At least Eli understood now why Parck wanted him along. The prisoner’s cargo crates were labeled with a Sy Bisti variant. If he spoke the language itself—and if it was the only language he spoke—the Imperials would need a translator.
The group was halfway to the hatchway where Parck, Barris, Eli, and their stormtrooper escort waited when the hangar bay lights came back up.
The prisoner, as Eli had already noted, was of human shape and dimensions. But there the resemblance to normal humans ended. His skin was blue, his eyes a glowing red, and his hair a shimmering blue-black.
Eli stiffened. Back home on Lysatra, there were myths about beings like that. Proud, deadly warriors that the stories named Chiss.
With an effort, he tore his eyes away from the face and his mind away from the old myths. The prisoner was dressed in what appeared to be skins and furs, apparently sewn together from the indigenous animals of the forest where he’d been living. Even marching in the center of a rectangle of armed stormtroopers, he had an air of almost regal confidence about him.
Confidence.

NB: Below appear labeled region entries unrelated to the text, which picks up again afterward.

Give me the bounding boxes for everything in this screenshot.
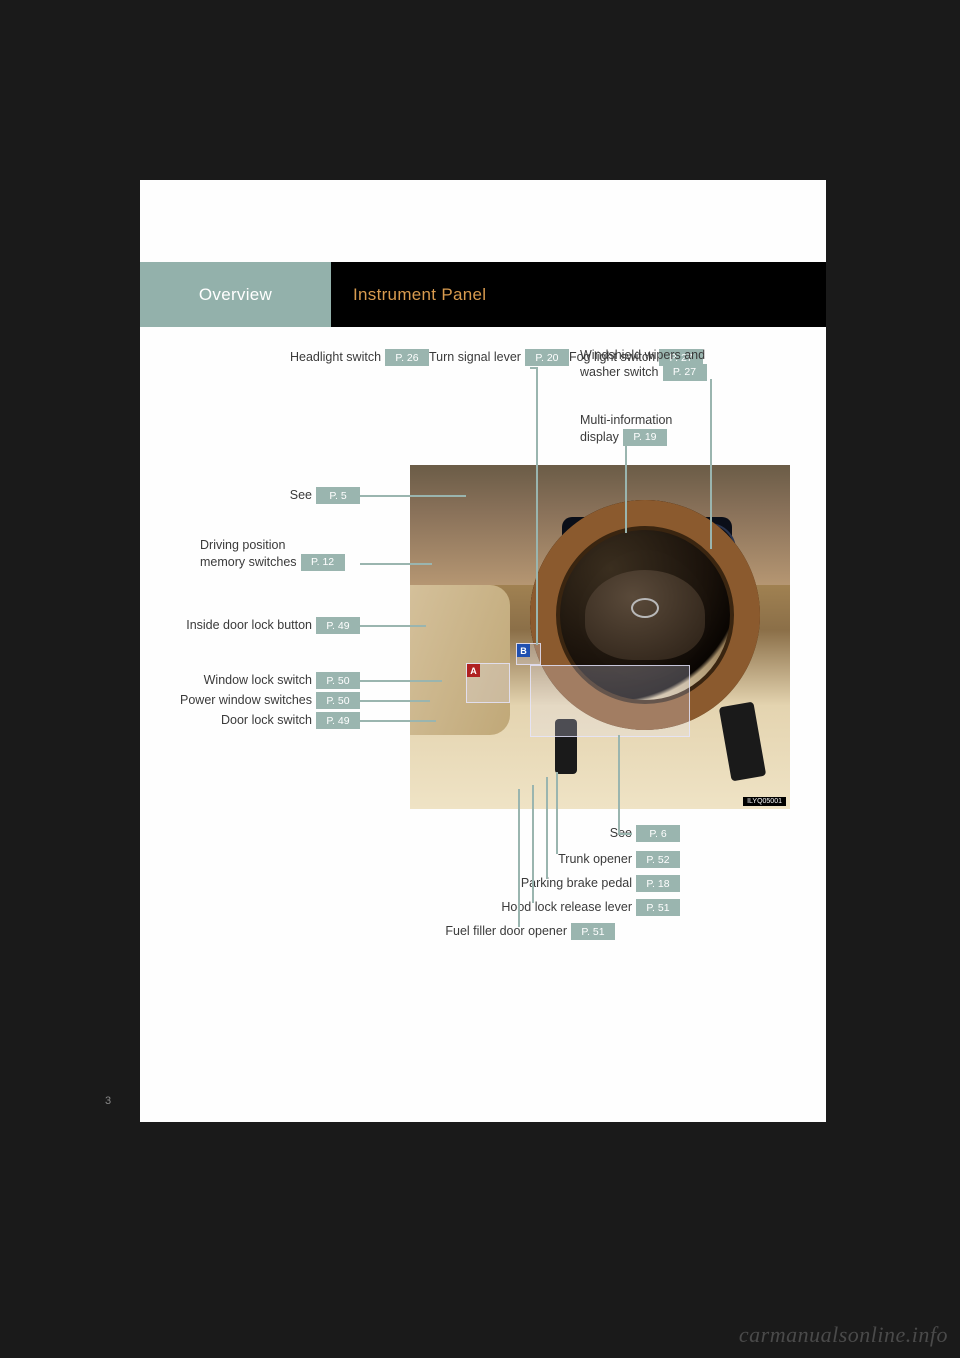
dashboard-illustration: A B ILYQ05001 <box>410 465 790 809</box>
leader-line <box>618 833 632 835</box>
callout-trunk-opener: Trunk opener P. 52 <box>470 851 680 868</box>
leader-line <box>556 772 558 854</box>
header-overview: Overview <box>140 262 331 327</box>
label-headlight-switch: Headlight switch <box>290 349 381 366</box>
label-driving-line1: Driving position <box>200 537 360 554</box>
page-ref: P. 27 <box>663 364 707 381</box>
leader-line <box>360 680 442 682</box>
label-turn-signal-lever: Turn signal lever <box>429 349 521 366</box>
accelerator-pedal <box>719 702 766 782</box>
label-multiinfo-line2: display <box>580 429 619 446</box>
leader-line <box>518 789 520 927</box>
leader-line <box>360 720 436 722</box>
leader-line <box>360 563 432 565</box>
label-inside-door-lock: Inside door lock button <box>186 617 312 634</box>
label-power-window: Power window switches <box>180 692 312 709</box>
leader-line <box>360 700 430 702</box>
callout-headlight-stack: Headlight switchP. 26 Turn signal leverP… <box>290 349 530 368</box>
label-hood-lock: Hood lock release lever <box>501 899 632 916</box>
label-fuel-filler: Fuel filler door opener <box>445 923 567 940</box>
tag-a: A <box>467 664 480 677</box>
callout-multi-info-display: Multi-information display P. 19 <box>580 412 760 446</box>
callout-window-lock: Window lock switch P. 50 <box>150 672 360 689</box>
leader-line <box>710 379 712 549</box>
label-trunk-opener: Trunk opener <box>558 851 632 868</box>
lexus-logo-icon <box>631 598 659 618</box>
leader-line <box>532 785 534 903</box>
page-ref: P. 20 <box>525 349 569 366</box>
leader-line <box>546 777 548 879</box>
page-ref: P. 12 <box>301 554 345 571</box>
leader-line <box>536 367 538 645</box>
page-ref: P. 5 <box>316 487 360 504</box>
door-panel <box>410 585 510 735</box>
diagram-area: A B ILYQ05001 Headlight switchP. 26 Turn… <box>140 327 826 1087</box>
page-ref: P. 49 <box>316 617 360 634</box>
callout-door-lock: Door lock switch P. 49 <box>150 712 360 729</box>
page-ref: P. 19 <box>623 429 667 446</box>
tag-b: B <box>517 644 530 657</box>
callout-power-window: Power window switches P. 50 <box>150 692 360 709</box>
manual-page: Overview Instrument Panel A B ILYQ05001 <box>140 180 826 1122</box>
illustration-code: ILYQ05001 <box>743 797 786 806</box>
page-ref: P. 51 <box>636 899 680 916</box>
label-windshield-line1: Windshield wipers and <box>580 347 707 364</box>
page-ref: P. 6 <box>636 825 680 842</box>
callout-windshield-wipers: Windshield wipers and washer switch P. 2… <box>580 347 790 381</box>
label-parking-brake: Parking brake pedal <box>521 875 632 892</box>
page-ref: P. 50 <box>316 672 360 689</box>
callout-hood-lock: Hood lock release lever P. 51 <box>440 899 680 916</box>
leader-line <box>618 735 620 833</box>
page-ref: P. 26 <box>385 349 429 366</box>
label-door-lock: Door lock switch <box>221 712 312 729</box>
page-ref: P. 51 <box>571 923 615 940</box>
callout-inside-door-lock: Inside door lock button P. 49 <box>150 617 360 634</box>
label-window-lock: Window lock switch <box>204 672 312 689</box>
leader-line <box>360 495 466 497</box>
callout-driving-position: Driving position memory switches P. 12 <box>200 537 360 571</box>
page-ref: P. 49 <box>316 712 360 729</box>
label-multiinfo-line1: Multi-information <box>580 412 672 429</box>
header-title: Instrument Panel <box>331 262 826 327</box>
highlight-box-c <box>530 665 690 737</box>
leader-line <box>625 443 627 533</box>
page-ref: P. 52 <box>636 851 680 868</box>
wheel-hub <box>585 570 705 660</box>
watermark: carmanualsonline.info <box>739 1322 948 1348</box>
callout-see-p5: See P. 5 <box>180 487 360 504</box>
label-windshield-line2: washer switch <box>580 364 659 381</box>
page-ref: P. 18 <box>636 875 680 892</box>
page-header: Overview Instrument Panel <box>140 262 826 327</box>
label-see: See <box>290 487 312 504</box>
leader-line <box>360 625 426 627</box>
callout-fuel-filler: Fuel filler door opener P. 51 <box>370 923 615 940</box>
label-driving-line2: memory switches <box>200 554 297 571</box>
callout-parking-brake: Parking brake pedal P. 18 <box>470 875 680 892</box>
page-ref: P. 50 <box>316 692 360 709</box>
leader-line <box>530 367 536 369</box>
page-number: 3 <box>105 1095 111 1107</box>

That was definitely part of the stories.
The stormtroopers brought him to within a few meters of Parck and nudged him to a halt. “Welcome aboard the Venator Star Destroyer Strikefast,” the captain said. “Do you speak Basic?”
For a moment the alien seemed to be studying him. “Or would Sy Bisti be better?” Eli added in that language.
Barris threw a glare at him, and Eli winced. Again, stupid. He should have waited for orders. The prisoner, too, was gazing at him, though his expression seemed more thoughtful than angry.
Captain Parck, for his part, only had eyes for the prisoner. “You asked him whether he spoke Sy Bisti, I assume?”
“Yes, sir,” Eli said. “My apologies, Captain. I just thought—the stories all say that the Chiss used Sy Bisti in their—”
“The what?” Parck asked.
“The Chiss,” Eli said, feeling his face warming. “They’re a…well, they’ve always been thought of as a Wild Space myth.”
“Have they, now,” Parck said, eying the prisoner. “It would appear they’re a bit more substantial than that. But I interrupted. You were saying?”
“Just that in the stories the Chiss used Sy Bisti in their dealings with us.”
“As you also used that language with us,” the prisoner said calmly in Sy Bisti.
Eli twitched. The prisoner had answered in Sy Bisti…but he’d responded to a comment that Eli had made in Basic. “Do you understand Basic?” he asked in Sy Bisti.
“I understand some,” the Chiss answered in the same language. “But I’m more comfortable with this one.”
Eli nodded. “He says he understands some Basic, but is more comfortable with Sy Bisti.”
“I see,” Parck said. “Very well. I’m Captain Parck, commander of this ship. What’s your name?”
Eli opened his mouth to translate—“No,” Parck stopped him with an upraised hand. “You can translate his answers, but I want to see how much Basic he understands. Your name, please?”
For a moment the Chiss was silent, his gaze drifting around the hangar bay. Not like a primitive overwhelmed by the size and magnificence of the place, Eli thought, but like another military man sizing up his enemy’s strengths and weaknesses. “Mitth’raw’nuruodo,” he said, bringing his glowing eyes back to Parck.
“But I believe it would be easier for you to call me Thrawn.”
A life path may change because of important decisions or events. Those were what drove my current path.